Marijuana use during pregnancy has long been controversial. While the plant seems perfectly geared for treating some of pregnancy’s most annoying side effects (nausea, digestive issues, physical aches, anxiety, etc.), consuming any type of substance is likely to impact the fetus.
A new study conducted by Western University shows that marijuana can impact fetal brain development.
Using pregnant rats as subjects, researchers found that THC affected the offspring’s brains, particularly in the areas of the brain that process anxiety and addiction.
Interestingly, male offspring were much more affected than females, with researchers saying that males were “badly hit on almost every metric”. Male offspring were likely to have more anxiety, with their addiction and reward systems severely impacted, especially in the long term, being more prone to depression, anxiety, and poor emotional regulation.
“[At adulthood], the females often [experienced] no anxiety, no brain activity changes, no depression, no reward processing alterations and really very few protein changes as well,” said study lead Mohammed H. Sarikahya, PhD.
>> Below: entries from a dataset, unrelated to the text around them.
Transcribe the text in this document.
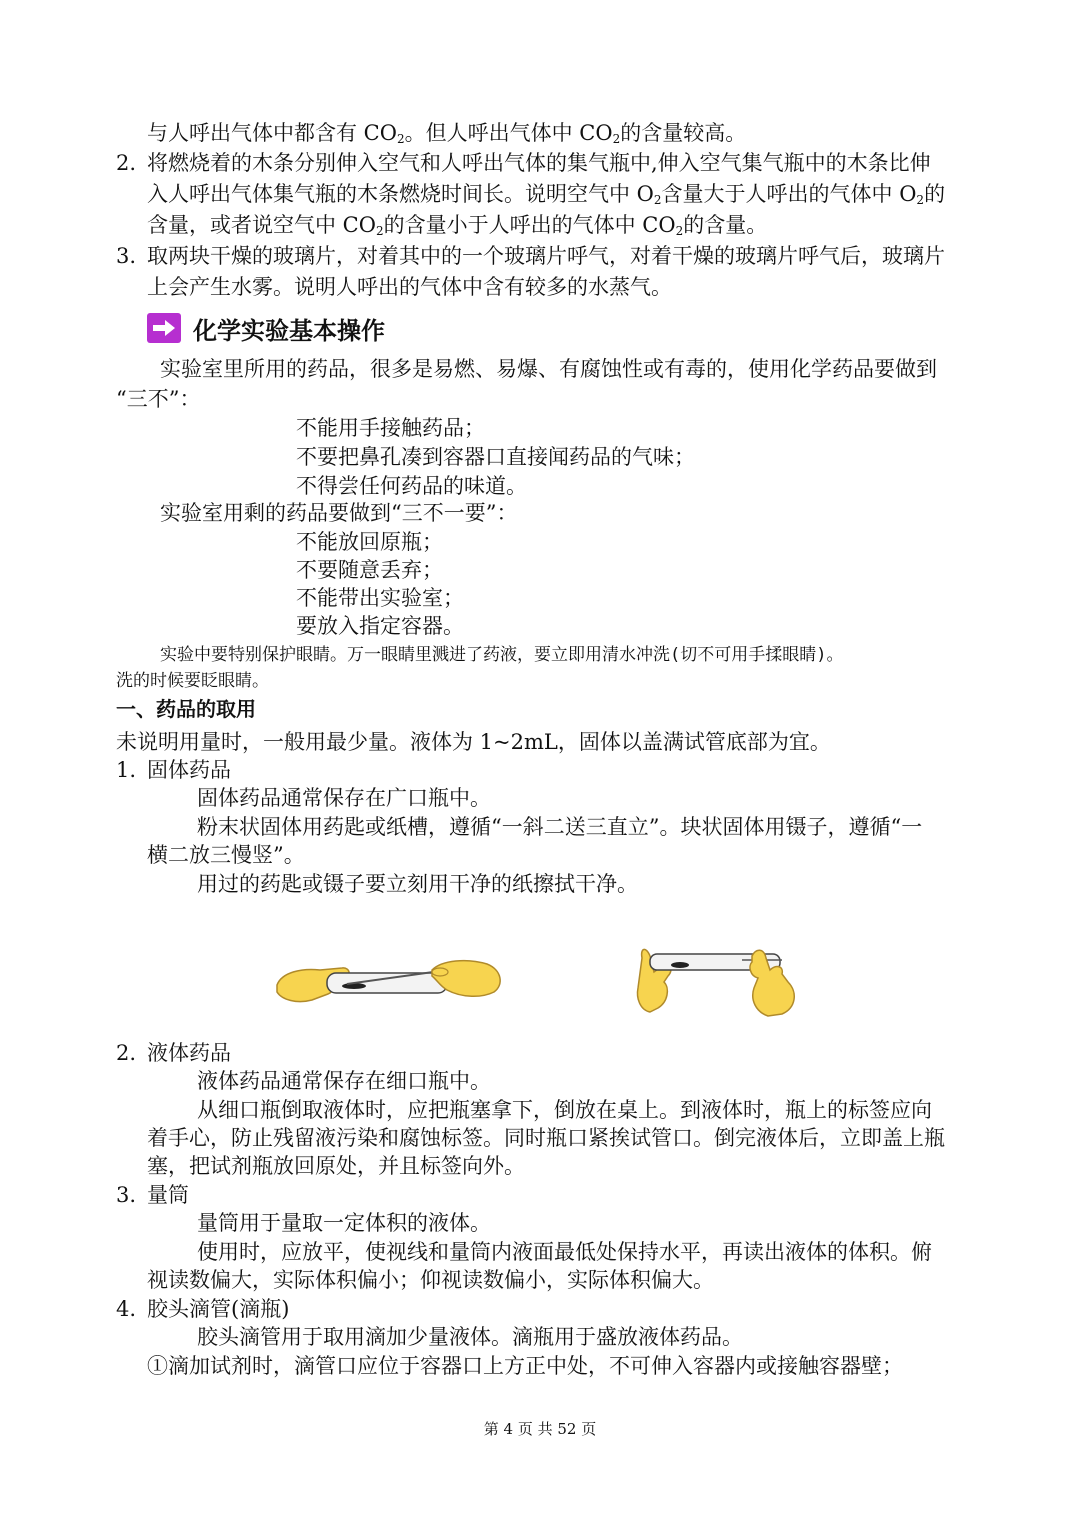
与人呼出气体中都含有 $CO_2$。但人呼出气体中 $CO_2$的含量较高。
2. 将燃烧着的木条分别伸入空气和人呼出气体的集气瓶中,伸入空气集气瓶中的木条比伸
入人呼出气体集气瓶的木条燃烧时间长。说明空气中 $O_2$含量大于人呼出的气体中 $O_2$的
含量，或者说空气中 $CO_2$的含量小于人呼出的气体中 $CO_2$的含量。
3. 取两块干燥的玻璃片，对着其中的一个玻璃片呼气，对着干燥的玻璃片呼气后，玻璃片
上会产生水雾。说明人呼出的气体中含有较多的水蒸气。
化学实验基本操作
实验室里所用的药品，很多是易燃、易爆、有腐蚀性或有毒的，使用化学药品要做到
“三不”：
不能用手接触药品；
不要把鼻孔凑到容器口直接闻药品的气味；
不得尝任何药品的味道。
实验室用剩的药品要做到“三不一要”：
不能放回原瓶；
不要随意丢弃；
不能带出实验室；
要放入指定容器。
实验中要特别保护眼睛。万一眼睛里溅进了药液，要立即用清水冲洗(切不可用手揉眼睛)。
洗的时候要眨眼睛。
一、药品的取用
未说明用量时，一般用最少量。液体为 1~2mL，固体以盖满试管底部为宜。
1. 固体药品
固体药品通常保存在广口瓶中。
粉末状固体用药匙或纸槽，遵循“一斜二送三直立”。块状固体用镊子，遵循“一
横二放三慢竖”。
用过的药匙或镊子要立刻用干净的纸擦拭干净。
2. 液体药品
液体药品通常保存在细口瓶中。
从细口瓶倒取液体时，应把瓶塞拿下，倒放在桌上。到液体时，瓶上的标签应向
着手心，防止残留液污染和腐蚀标签。同时瓶口紧挨试管口。倒完液体后，立即盖上瓶
塞，把试剂瓶放回原处，并且标签向外。
3. 量筒
量筒用于量取一定体积的液体。
使用时，应放平，使视线和量筒内液面最低处保持水平，再读出液体的体积。俯
视读数偏大，实际体积偏小；仰视读数偏小，实际体积偏大。
4. 胶头滴管(滴瓶)
胶头滴管用于取用滴加少量液体。滴瓶用于盛放液体药品。
①滴加试剂时，滴管口应位于容器口上方正中处，不可伸入容器内或接触容器壁；
第 4 页 共 52 页
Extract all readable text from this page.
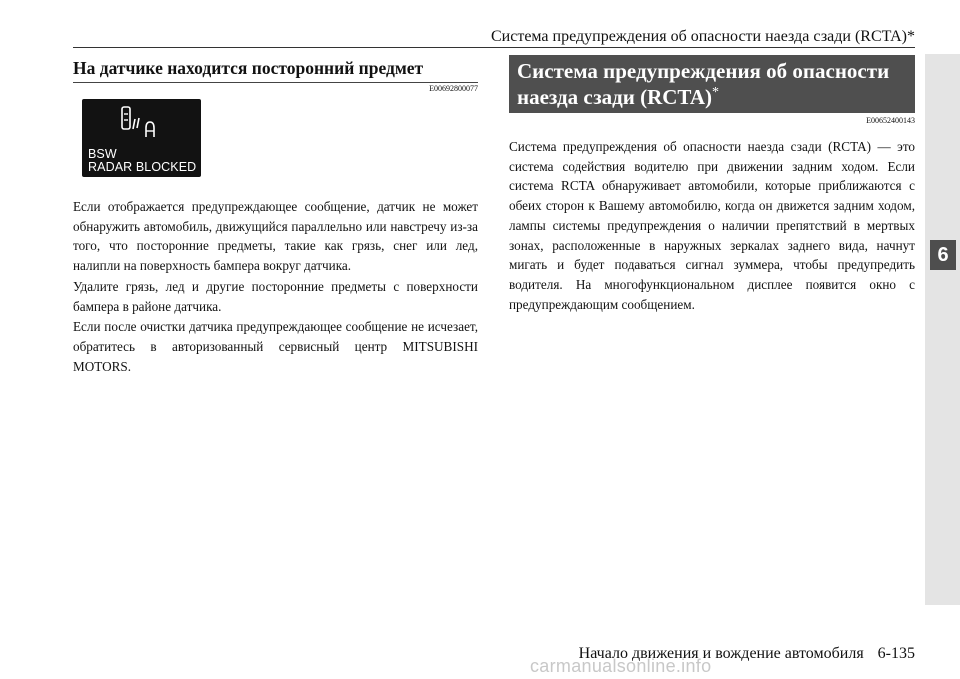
Система предупреждения об опасности наезда сзади (RCTA)*
6
На датчике находится посторонний предмет
E00692800077
BSW
RADAR BLOCKED

Если отображается предупреждающее сообщение, датчик не может обнаружить автомобиль, движущийся параллельно или навстречу из-за того, что посторонние предметы, такие как грязь, снег или лед, налипли на поверхность бампера вокруг датчика.

Удалите грязь, лед и другие посторонние предметы с поверхности бампера в районе датчика.

Если после очистки датчика предупреждающее сообщение не исчезает, обратитесь в авторизованный сервисный центр MITSUBISHI MOTORS.

Система предупреждения об опасности
наезда сзади (RCTA)*
E00652400143

Система предупреждения об опасности наезда сзади (RCTA) — это система содействия водителю при движении задним ходом. Если система RCTA обнаруживает автомобили, которые приближаются с обеих сторон к Вашему автомобилю, когда он движется задним ходом, лампы системы предупреждения о наличии препятствий в мертвых зонах, расположенные в наружных зеркалах заднего вида, начнут мигать и будет подаваться сигнал зуммера, чтобы предупредить водителя. На многофункциональном дисплее появится окно с предупреждающим сообщением.

Начало движения и вождение автомобиля 6-135
carmanualsonline.info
He also said that the study achieved these results while using a six percent dose of THC; average THC levels are now well over 12 percent.
Now that marijuana is becoming more and more common, it’s important to inform the public about its side effects and for researchers to study the plant fully, from learning more about its properties to understanding its effect on pregnancies. While it’s good that the drug is being embraced for its medicinal value, it’s also important to learn and acknowledge its side effects.